Konuşmasını “denetim talebiyle” sürdürdüğünü belirten Uz, dört başlıkta somut sorular yöneltti. “Bir, Türkleşme takvimi yapmalıyız; 2026 sonuna kadar her tür kritik görev için Türk oranı hedefiniz nedir?” dedi.
Uz, “İki, kuyu kontrolü, DP, ‘subsea’, MPD gibi alanlarda kaç sertifikalı Türk uzmanınız var, kaçı hedefliyorsunuz?” diye sordu. “Üç, elde tutma planı olarak ücret, kariyer basamakları, rotasyon, sosyal haklar… sahadaki koşulları düzenlemeyi düşünüyor musunuz?” ifadelerini kullandı ve “Yetiştir gönder değil, yetiştir tut dönemi başlatmak zorundasınız.” dedi.
Dördüncü başlıkta ise “şeffaf maliyet” çağrısı yapan Uz, “Bu 2 yeni geminin toplam sahip olma maliyeti nedir?
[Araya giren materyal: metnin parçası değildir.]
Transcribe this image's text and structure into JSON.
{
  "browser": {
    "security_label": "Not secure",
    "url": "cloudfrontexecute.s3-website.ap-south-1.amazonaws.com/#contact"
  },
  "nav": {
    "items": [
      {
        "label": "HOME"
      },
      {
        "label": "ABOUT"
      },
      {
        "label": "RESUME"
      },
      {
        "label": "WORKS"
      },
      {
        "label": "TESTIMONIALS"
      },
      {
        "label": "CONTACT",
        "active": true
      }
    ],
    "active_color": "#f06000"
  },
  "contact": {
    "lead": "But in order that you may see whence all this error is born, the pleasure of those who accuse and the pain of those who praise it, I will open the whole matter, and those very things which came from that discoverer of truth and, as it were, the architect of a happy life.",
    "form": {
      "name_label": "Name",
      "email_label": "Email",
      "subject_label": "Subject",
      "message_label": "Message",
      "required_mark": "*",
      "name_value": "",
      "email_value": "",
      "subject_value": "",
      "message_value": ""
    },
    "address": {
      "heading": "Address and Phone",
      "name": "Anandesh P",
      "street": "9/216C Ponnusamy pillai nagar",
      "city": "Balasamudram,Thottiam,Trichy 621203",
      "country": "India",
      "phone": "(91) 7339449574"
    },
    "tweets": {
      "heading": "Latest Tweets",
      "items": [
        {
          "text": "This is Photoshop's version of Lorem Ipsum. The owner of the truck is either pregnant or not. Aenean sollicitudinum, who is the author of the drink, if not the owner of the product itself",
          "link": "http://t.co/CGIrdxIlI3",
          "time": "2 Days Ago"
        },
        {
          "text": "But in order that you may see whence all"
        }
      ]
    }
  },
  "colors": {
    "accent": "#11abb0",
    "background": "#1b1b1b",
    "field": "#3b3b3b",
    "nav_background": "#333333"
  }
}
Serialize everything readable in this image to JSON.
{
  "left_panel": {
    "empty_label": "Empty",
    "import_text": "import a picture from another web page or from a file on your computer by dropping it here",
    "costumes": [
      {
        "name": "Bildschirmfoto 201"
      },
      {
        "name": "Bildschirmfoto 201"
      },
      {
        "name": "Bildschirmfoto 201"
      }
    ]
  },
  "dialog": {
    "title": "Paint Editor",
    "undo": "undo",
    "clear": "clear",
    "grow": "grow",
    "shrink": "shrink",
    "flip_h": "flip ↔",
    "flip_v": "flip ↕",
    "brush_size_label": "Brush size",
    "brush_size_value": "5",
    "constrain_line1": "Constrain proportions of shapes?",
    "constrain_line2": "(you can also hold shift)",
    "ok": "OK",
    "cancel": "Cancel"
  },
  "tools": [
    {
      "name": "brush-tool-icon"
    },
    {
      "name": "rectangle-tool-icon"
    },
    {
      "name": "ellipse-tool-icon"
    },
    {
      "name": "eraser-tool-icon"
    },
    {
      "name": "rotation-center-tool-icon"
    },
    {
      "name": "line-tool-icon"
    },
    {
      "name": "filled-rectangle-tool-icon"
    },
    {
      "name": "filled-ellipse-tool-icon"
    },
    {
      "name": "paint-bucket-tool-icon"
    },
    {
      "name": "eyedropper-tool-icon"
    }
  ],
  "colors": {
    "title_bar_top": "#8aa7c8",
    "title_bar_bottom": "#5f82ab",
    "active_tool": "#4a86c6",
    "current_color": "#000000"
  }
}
Yabancı personel gideri nedir? Bu kapasite artışı hangi üretim hedefiyle ölçülmektedir?” sorularını yöneltti.
“Türkleşme slogan değil, takvimdir”
Konuşmasının sonunda “büyük proje” tartışmasına yaklaşımını özetleyen Uz, “Bu millet büyük projeye karşı değil, bu millet büyük projelerin plansızlığa ve gösterişe kurban edilmesine karşı.” dedi. Uz, “Gemiye isim vermek kolay, zor olan o gemilerde kendi insanını büyütmektir.” ifadelerini kullandı.
Çağrısını “net” sözlerle tamamlayan Uz, “Türkleşme slogan değil, takvimdir, bütçedir, hedef ve hesap verilebilirliktir.” dedi. Uz, “Aksi hâlde 6 gemi değil, 6 kat risk almış olursunuz.” sözleriyle Genel Kurulu selamladı.